In November, we launched the new World Sepsis Day Pocket Cards in two distinct versions, one for medical professionals and one for lay people. Both versions cover sepsis in adults, in pregnant women, in children, and in newborns/neonates. In addition to how to spot sepsis in said groups, the pocket cards for medical professionals also include treatment advice.

Throughout the year, we translated our video ‘What Is Sepsis? (sepsis explained in 3 minutes)’ to more languages. Besides English, it is now available in Spanish, Portuguese, FrenchItalian, Turkish, and German (YouTube links). It has been viewed over 150,000 times so far. Please continue to send it to your loved ones to let them know about sepsis - awareness save lives.

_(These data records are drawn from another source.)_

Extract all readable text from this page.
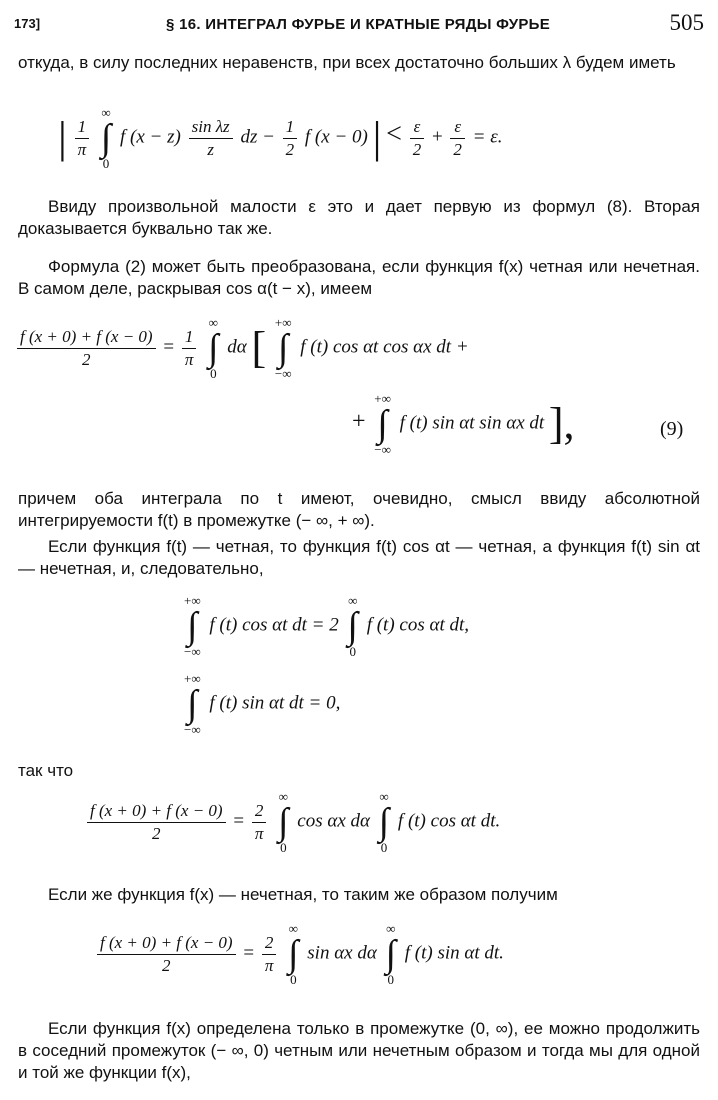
173]	§ 16. ИНТЕГРАЛ ФУРЬЕ И КРАТНЫЕ РЯДЫ ФУРЬЕ	505
откуда, в силу последних неравенств, при всех достаточно больших λ будем иметь
| $\frac{1}{\pi}$

∞
∫
0
f $(x - z) \frac{\text{sin λz}}{z}$ dz − $\frac{1}{2}$ f (x − 0) | < $\frac{\varepsilon}{2} + \frac{\varepsilon}{2} = \varepsilon$.
Ввиду произвольной малости ε это и дает первую из формул (8). Вторая доказывается буквально так же.
Формула (2) может быть преобразована, если функция f(x) четная или нечетная. В самом деле, раскрывая cos α(t − x), имеем
$\frac{f (x + 0) + f (x - 0)}{2} = \frac{1}{\pi}$

∞
∫
0
dα [
+∞
∫
−∞
f (t) cos αt cos αx dt +
+
+∞
∫
−∞
f (t) sin αt sin αx dt ],	(9)
причем оба интеграла по t имеют, очевидно, смысл ввиду абсолютной интегрируемости f(t) в промежутке (− ∞, + ∞).
Если функция f(t) — четная, то функция f(t) cos αt — четная, а функция f(t) sin αt — нечетная, и, следовательно,
+∞
∫
−∞
f (t) cos αt dt = 2
∞
∫
0
f (t) cos αt dt,
+∞
∫
−∞
f (t) sin αt dt = 0,
так что
$\frac{f (x + 0) + f (x - 0)}{2} = \frac{2}{\pi}$

∞
∫
0
cos αx dα
∞
∫
0
f (t) cos αt dt.
Если же функция f(x) — нечетная, то таким же образом получим
$\frac{f (x + 0) + f (x - 0)}{2} = \frac{2}{\pi}$

∞
∫
0
sin αx dα
∞
∫
0
f (t) sin αt dt.
Если функция f(x) определена только в промежутке (0, ∞), ее можно продолжить в соседний промежуток (− ∞, 0) четным или нечетным образом и тогда мы для одной и той же функции f(x),
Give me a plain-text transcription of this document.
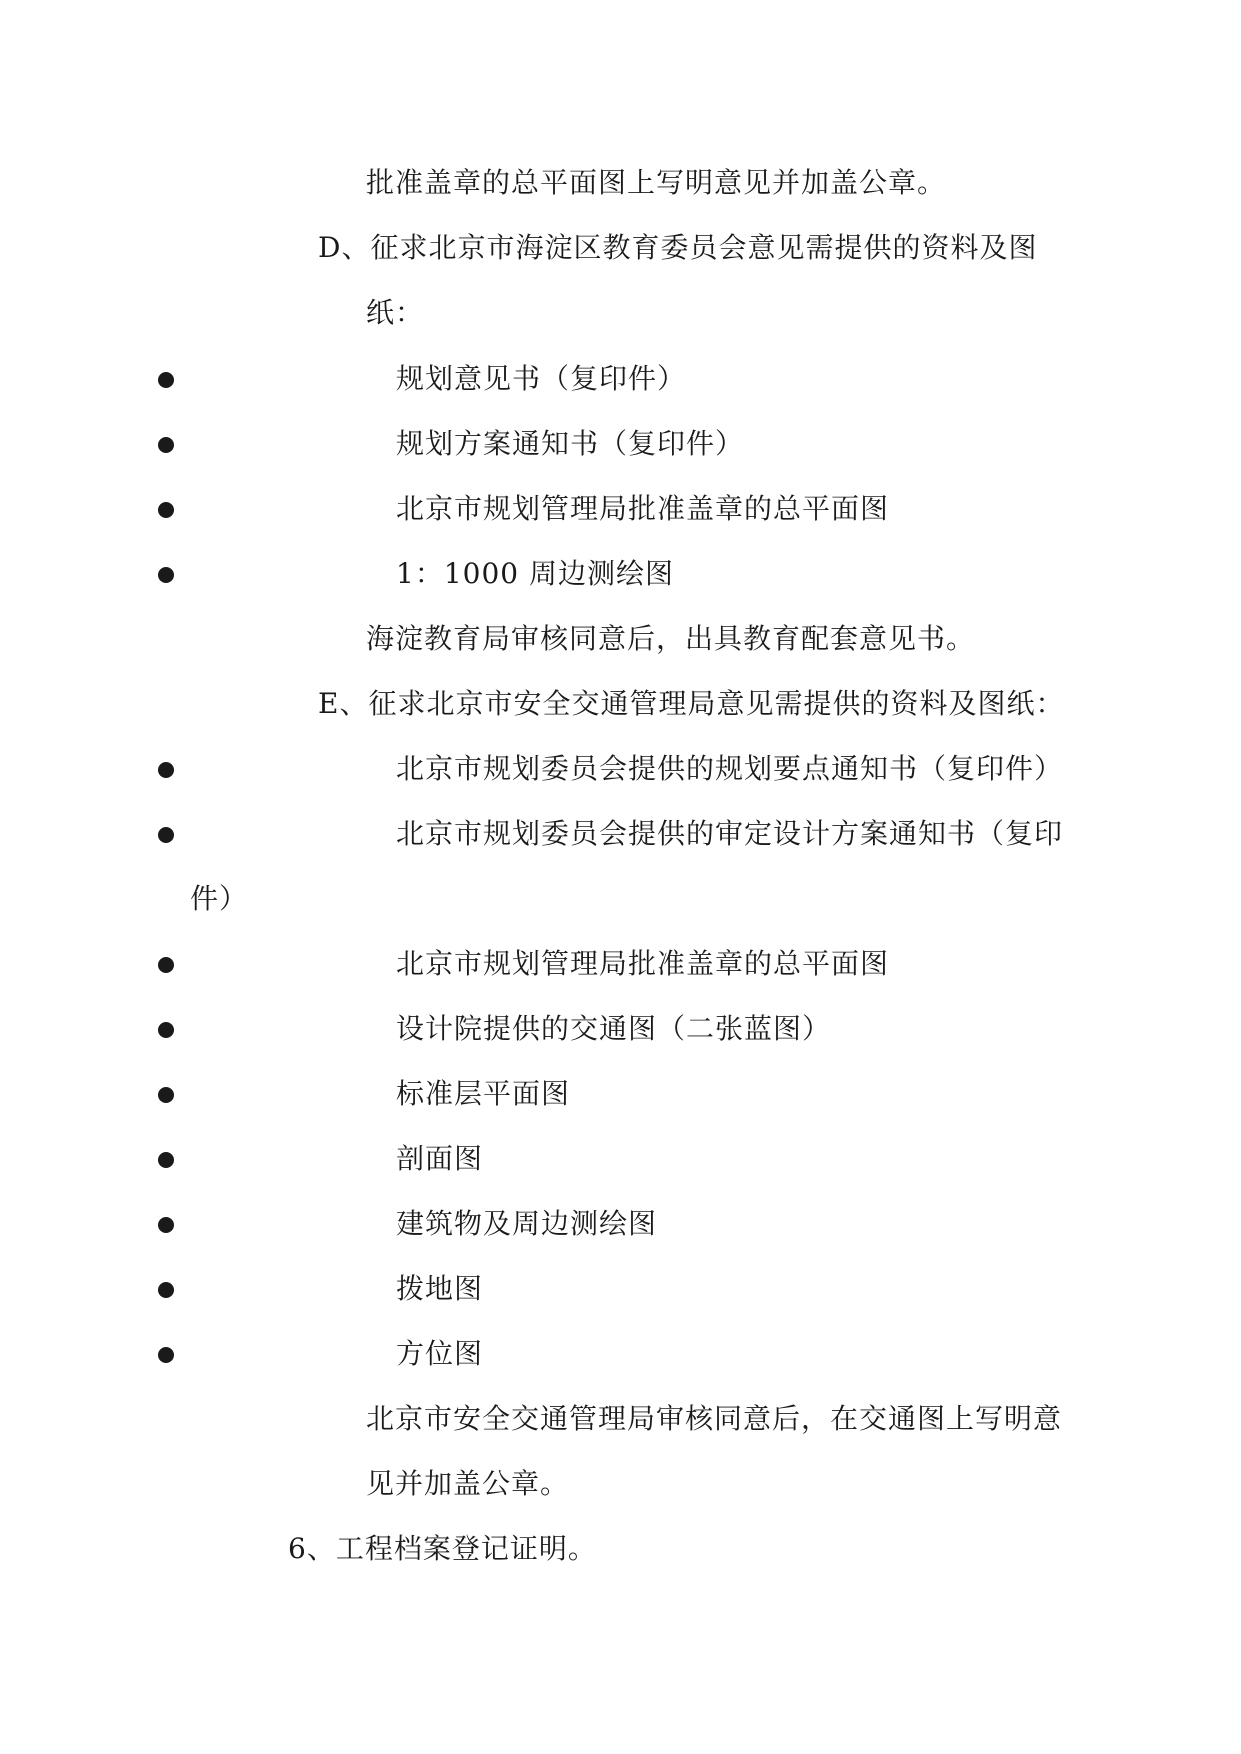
批准盖章的总平面图上写明意见并加盖公章。
D、征求北京市海淀区教育委员会意见需提供的资料及图
纸：
规划意见书（复印件）
规划方案通知书（复印件）
北京市规划管理局批准盖章的总平面图
1：1000 周边测绘图
海淀教育局审核同意后，出具教育配套意见书。
E、征求北京市安全交通管理局意见需提供的资料及图纸：
北京市规划委员会提供的规划要点通知书（复印件）
北京市规划委员会提供的审定设计方案通知书（复印
件）
北京市规划管理局批准盖章的总平面图
设计院提供的交通图（二张蓝图）
标准层平面图
剖面图
建筑物及周边测绘图
拨地图
方位图
北京市安全交通管理局审核同意后，在交通图上写明意
见并加盖公章。
6、工程档案登记证明。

In 2019, we will continue to translate the WSD Infographics, the WSD Pocket Cards, and our video to more languages. Early in 2019, we will open applications and nominations for the 2019 GSA Awards. We will have at least two World Sepsis Day Supporter Meetings in 2019, at ESICM in Brussels in March, and at ESICM LIVES in Berlin in September. You can expect us to announce more on regional sepsis alliances in 2019, as well as to work relentlessly with our member organizations, the World Health Organization, regional governments, and international stakeholders to ignite policy change and grant sepsis the priority it deserves.
In close proximity to World Sepsis Day, we will host the WSC Spotlight 2019 - a free online congress shining a spotlight on one particular aspect of sepsis – stay tuned.

Please consider donating to support our activities.

We would like to thank all of you - our supporters, colleagues, friends, volunteers, members, and partners for an amazing 2018. We wish everybody happy holidays and a good start into 2019, as well as happiness, success, and above all, health.